Iris Murdoch, The Sovereignty of Good, 1970
“The evidence of a successful miracle is the return of hunger.”—
Fanny Howe,
The Needle’s Eye: Passing Through Youth
“The good is the only source of the sacred. There is nothing sacred except the good and what pertains to it.”— Simone Weil, “Human Personality”
“The most important part of teaching is to teach what it is to know.”— Simone Weil, First and Last Notebooks
“Get a rat and put it in a cage and give it two water bottles. One is just water, and one is water laced with either heroin or cocaine. If you do that, the rat will almost always prefer the drugged water and almost always kill itself very quickly, right, within a couple of weeks. So there you go. It’s our theory of addiction. Bruce comes along in the ’70s and said, “Well, hang on a minute. We’re putting the rat in an empty cage. It’s got nothing to do. Let’s try this a little bit differently.” So Bruce built Rat Park, and Rat Park is like heaven for rats. Everything your rat about town could want, it’s got in Rat Park. It’s got lovely food. It’s got sex. It’s got loads of other rats to be friends with. It’s got loads of colored balls. Everything your rat could want. And they’ve got both the water bottles. They’ve got the drugged water and the normal water. But here’s the fascinating thing. In Rat Park, they don’t like the drugged water.

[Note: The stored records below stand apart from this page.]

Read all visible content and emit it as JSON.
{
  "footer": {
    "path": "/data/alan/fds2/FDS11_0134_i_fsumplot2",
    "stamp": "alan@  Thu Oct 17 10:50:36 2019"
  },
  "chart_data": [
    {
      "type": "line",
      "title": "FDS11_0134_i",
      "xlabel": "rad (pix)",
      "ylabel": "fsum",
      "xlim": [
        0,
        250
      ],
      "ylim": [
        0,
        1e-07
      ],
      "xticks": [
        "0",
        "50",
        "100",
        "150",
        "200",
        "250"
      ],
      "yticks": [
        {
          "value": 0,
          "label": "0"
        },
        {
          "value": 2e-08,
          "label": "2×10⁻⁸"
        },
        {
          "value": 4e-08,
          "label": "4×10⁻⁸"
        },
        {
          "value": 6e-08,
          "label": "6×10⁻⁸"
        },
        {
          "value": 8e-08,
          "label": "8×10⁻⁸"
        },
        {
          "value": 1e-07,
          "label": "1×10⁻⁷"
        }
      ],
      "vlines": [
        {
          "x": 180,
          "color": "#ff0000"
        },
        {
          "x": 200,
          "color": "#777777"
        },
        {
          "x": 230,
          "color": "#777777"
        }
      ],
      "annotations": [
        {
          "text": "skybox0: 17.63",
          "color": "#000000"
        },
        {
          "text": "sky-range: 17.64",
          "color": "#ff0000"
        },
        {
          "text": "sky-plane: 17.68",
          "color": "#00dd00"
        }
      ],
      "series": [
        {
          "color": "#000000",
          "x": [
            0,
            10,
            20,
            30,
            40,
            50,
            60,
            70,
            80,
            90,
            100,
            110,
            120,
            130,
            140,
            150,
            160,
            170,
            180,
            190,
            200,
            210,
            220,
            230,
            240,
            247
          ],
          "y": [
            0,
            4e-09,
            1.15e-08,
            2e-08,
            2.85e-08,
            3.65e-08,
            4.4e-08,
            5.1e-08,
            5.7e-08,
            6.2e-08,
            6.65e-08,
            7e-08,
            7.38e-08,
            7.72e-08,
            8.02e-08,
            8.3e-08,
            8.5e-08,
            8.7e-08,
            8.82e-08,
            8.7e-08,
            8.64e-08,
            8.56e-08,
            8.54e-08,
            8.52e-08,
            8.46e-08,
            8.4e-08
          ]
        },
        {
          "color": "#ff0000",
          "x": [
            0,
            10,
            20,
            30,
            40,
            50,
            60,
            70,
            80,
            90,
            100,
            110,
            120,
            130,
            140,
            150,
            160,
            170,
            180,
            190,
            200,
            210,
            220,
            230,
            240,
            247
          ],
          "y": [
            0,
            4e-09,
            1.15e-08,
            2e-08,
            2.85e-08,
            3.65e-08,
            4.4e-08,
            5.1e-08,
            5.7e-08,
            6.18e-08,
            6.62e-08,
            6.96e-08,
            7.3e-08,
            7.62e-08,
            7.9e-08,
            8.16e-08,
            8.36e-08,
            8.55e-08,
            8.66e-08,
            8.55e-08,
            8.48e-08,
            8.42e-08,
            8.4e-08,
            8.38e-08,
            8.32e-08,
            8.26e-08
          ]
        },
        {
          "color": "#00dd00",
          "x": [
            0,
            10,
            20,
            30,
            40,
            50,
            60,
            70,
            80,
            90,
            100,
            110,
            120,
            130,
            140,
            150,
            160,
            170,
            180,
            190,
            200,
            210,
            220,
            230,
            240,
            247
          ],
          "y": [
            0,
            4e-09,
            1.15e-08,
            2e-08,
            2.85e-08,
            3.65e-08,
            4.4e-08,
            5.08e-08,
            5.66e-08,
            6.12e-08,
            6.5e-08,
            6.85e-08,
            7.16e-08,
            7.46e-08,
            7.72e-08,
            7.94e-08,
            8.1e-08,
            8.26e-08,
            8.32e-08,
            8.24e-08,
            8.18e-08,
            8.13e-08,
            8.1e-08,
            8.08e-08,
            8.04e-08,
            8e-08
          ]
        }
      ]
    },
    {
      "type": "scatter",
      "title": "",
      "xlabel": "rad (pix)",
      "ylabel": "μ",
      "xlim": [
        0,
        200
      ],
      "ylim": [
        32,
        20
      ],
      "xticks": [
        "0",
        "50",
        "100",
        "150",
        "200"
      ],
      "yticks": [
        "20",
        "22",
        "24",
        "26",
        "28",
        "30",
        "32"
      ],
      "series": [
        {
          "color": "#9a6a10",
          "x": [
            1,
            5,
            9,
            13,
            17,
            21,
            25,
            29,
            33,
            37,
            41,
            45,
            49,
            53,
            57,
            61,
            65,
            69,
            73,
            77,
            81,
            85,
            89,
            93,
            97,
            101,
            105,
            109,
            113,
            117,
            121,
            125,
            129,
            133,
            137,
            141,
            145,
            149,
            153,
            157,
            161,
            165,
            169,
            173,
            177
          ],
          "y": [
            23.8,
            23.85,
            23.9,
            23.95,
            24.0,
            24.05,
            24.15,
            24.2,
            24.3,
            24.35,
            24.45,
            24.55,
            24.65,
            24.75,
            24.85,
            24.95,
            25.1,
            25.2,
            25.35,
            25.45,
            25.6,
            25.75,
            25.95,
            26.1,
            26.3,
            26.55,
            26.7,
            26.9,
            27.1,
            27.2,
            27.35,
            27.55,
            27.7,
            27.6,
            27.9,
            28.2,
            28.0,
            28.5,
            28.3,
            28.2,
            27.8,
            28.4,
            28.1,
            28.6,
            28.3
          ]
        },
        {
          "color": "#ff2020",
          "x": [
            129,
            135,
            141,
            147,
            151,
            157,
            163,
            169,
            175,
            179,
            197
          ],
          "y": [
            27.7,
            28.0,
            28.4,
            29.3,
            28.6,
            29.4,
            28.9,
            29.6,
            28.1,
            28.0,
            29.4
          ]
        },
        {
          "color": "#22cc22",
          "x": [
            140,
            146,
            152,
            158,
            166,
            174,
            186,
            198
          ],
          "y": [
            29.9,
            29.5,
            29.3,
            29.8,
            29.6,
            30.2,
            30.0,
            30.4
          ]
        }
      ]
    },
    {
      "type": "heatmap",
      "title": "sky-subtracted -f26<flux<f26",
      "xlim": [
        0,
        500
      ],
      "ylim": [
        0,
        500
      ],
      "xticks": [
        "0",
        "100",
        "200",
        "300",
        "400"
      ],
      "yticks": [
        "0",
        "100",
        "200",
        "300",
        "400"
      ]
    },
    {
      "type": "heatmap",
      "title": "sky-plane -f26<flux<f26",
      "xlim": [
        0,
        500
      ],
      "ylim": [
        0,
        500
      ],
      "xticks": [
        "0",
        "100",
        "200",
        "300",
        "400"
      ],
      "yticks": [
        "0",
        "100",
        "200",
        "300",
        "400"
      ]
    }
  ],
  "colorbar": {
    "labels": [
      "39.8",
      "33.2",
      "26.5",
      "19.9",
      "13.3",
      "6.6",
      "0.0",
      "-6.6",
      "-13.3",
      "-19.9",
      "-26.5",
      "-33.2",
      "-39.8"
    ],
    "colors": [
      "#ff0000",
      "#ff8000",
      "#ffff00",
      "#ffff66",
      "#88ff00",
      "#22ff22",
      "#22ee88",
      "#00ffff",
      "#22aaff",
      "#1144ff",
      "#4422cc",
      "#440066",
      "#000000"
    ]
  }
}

They hardly use any of it. None of them ever overdose. None of them ever use in a way that looks like compulsion or addiction. There’s a really interesting human example I’ll tell you about in a minute, but what Bruce says is that shows that both the right-wing and left-wing theories of addiction are wrong. So the right-wing theory is it’s a moral failing, you’re a hedonist, you party too hard. The left-wing theory is it takes you over, your brain is hijacked. Bruce says it’s not your morality, it’s not your brain; it’s your cage. Addiction is largely an adaptation to your environment. […] We’ve created a society where significant numbers of our fellow citizens cannot bear to be present in their lives without being drugged, right? We’ve created a hyperconsumerist, hyperindividualist, isolated world that is, for a lot of people, much more like that first cage than it is like the bonded, connected cages that we need. The opposite of addiction is not sobriety. The opposite of addiction is connection. And our whole society, the engine of our society, is geared towards making us connect with things. If you are not a good consumer capitalist citizen, if you’re spending your time bonding with the people around you and not buying stuff—in fact, we are trained from a very young age to focus our hopes and our dreams and our ambitions on things we can buy and consume. And drug addiction is really a subset of that.”—
Johann Hari,
Does Capitalism Drive Drug Addiction?